Quatre heures. – Descendu à Pacy pour y faire quelques visites commerçantes (pharmacie + “Madame légumes”…), je suis passé au garage dit “de la patte d’oie”, voir si, par hasard, un paquet ne m’y attendrait point, puisque je n’ai plus le moyen de savoir si on m’en a averti par himmel. Effectivement, se trouvait arrivée la très volumineuse biographie de Churchill (1300 pages format “non poche”). La personne qui se trouvait là m’a appris que les gens comme elle, abonnés à SFR, rencontraient les mêmes problèmes que les Bouygheurs et les Orangistes. Il s’agit donc d’un problème assez nettement général. D’après cette même dame – avis à prendre évidemment avec toutes les pincettes possibles –, le pataquès viendrait de l’installation récente de la fibre (?), laquelle aurait été sous-traitée à des gougnafiers spécialisés dans le boulot d’Arabe (l’expression est de moi et non d’elle : n’allez pas, chers cafards progressistes et vertueux, lui faire des ennuis à cause de moi !), qui auraient considérablement merdoyé. Il me reste à souhaiter que mon infortuné vendeur du Churchill n’attende pas après son argent pour nourrir sa famille aux abois car tant que Dame Ternette restera dans le coma je n’aurai aucun moyen de m’acquitter auprès de lui.
Voilà où nous en sommes.
Cinq heures et demie. – Dame Ternette vient d'être amenée en salle de réveil ! Il me reste donc à relire et à publier le journal d'octobre : j'espère qu'il n'aura pas eu le temps d'attacher au fond de la casserole…
Vendredi 4
Six heures. – Tellement surpris par le réveil prématuré de Dame Ternette que je n'ai même pas eu la présence d'esprit, avant ce soir, de venir nourrir ce pauvre journal. Il est vrai que je n'aurais pas eu grand-chose à y noter, ayant passé le plus clair de la journée à lire l'épaisse biographie de Churchill, arrivée ici il y a deux jours. Et puis, quoi, c'est comme beaucoup de choses, internet : ça paraît hautement désirable quand on en est privé (et encore…), et nettement moins dès lors qu'on y a de nouveau accès.
Samedi 5
Dix heures. – L'éco-démence en action. Hier, Catherine se rend sur Papilles et pupilles, un site de cuisine qu'elle visite régulièrement pour y puiser des idées de menus. Je ne sais plus quelle était la recette du jour, mais enfin il s'agissait d'un plat qui réclamait d'être cuit au four durant une heure. En commentaire, une quelconque greluche climatique regrettait fort de ne pas être en mesure de réaliser la recette en question. La raison ? Elle s'interdisait désormais de faire fonctionner son four durant plus d'une demi-heure… “pour sauver la planète”. Du coup, je me demande si, pour compenser, je ne vais pas ouvrir toutes les fenêtres de la Case durant une demi-heure, en laissant les radiateurs fonctionner.

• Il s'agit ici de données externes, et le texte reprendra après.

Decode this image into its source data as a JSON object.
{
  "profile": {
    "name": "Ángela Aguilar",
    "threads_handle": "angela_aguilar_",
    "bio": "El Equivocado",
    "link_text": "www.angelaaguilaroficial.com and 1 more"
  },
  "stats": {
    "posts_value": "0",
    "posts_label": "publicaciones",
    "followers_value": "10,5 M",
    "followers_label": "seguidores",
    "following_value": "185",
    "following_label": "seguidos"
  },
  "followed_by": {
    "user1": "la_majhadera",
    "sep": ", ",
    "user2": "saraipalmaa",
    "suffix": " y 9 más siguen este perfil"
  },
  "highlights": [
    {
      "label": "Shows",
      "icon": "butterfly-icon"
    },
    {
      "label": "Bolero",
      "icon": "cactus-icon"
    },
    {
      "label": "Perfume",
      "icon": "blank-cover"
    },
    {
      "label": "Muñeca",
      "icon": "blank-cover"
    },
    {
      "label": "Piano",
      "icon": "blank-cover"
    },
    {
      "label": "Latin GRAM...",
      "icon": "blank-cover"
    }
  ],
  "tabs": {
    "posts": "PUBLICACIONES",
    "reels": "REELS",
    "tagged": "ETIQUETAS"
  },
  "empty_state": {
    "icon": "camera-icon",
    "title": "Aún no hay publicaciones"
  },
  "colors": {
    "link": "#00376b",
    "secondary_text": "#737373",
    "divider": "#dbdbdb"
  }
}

– Poursuivant ma lecture de la biographie de Churchill, je me demandais si l'on pouvait trouver son équivalent français sur un point précis, à savoir un homme politique de haut niveau qui aurait quitté les conservateurs pour passer au parti libéral, avant de revenir au parti conservateur, sans que sa carrière au sommet de l'État ne souffre de façon durable de ces “retournements de veste”. A priori je n'en vois pas, mais il est vrai que je ne suis guère ferré sur ces questions.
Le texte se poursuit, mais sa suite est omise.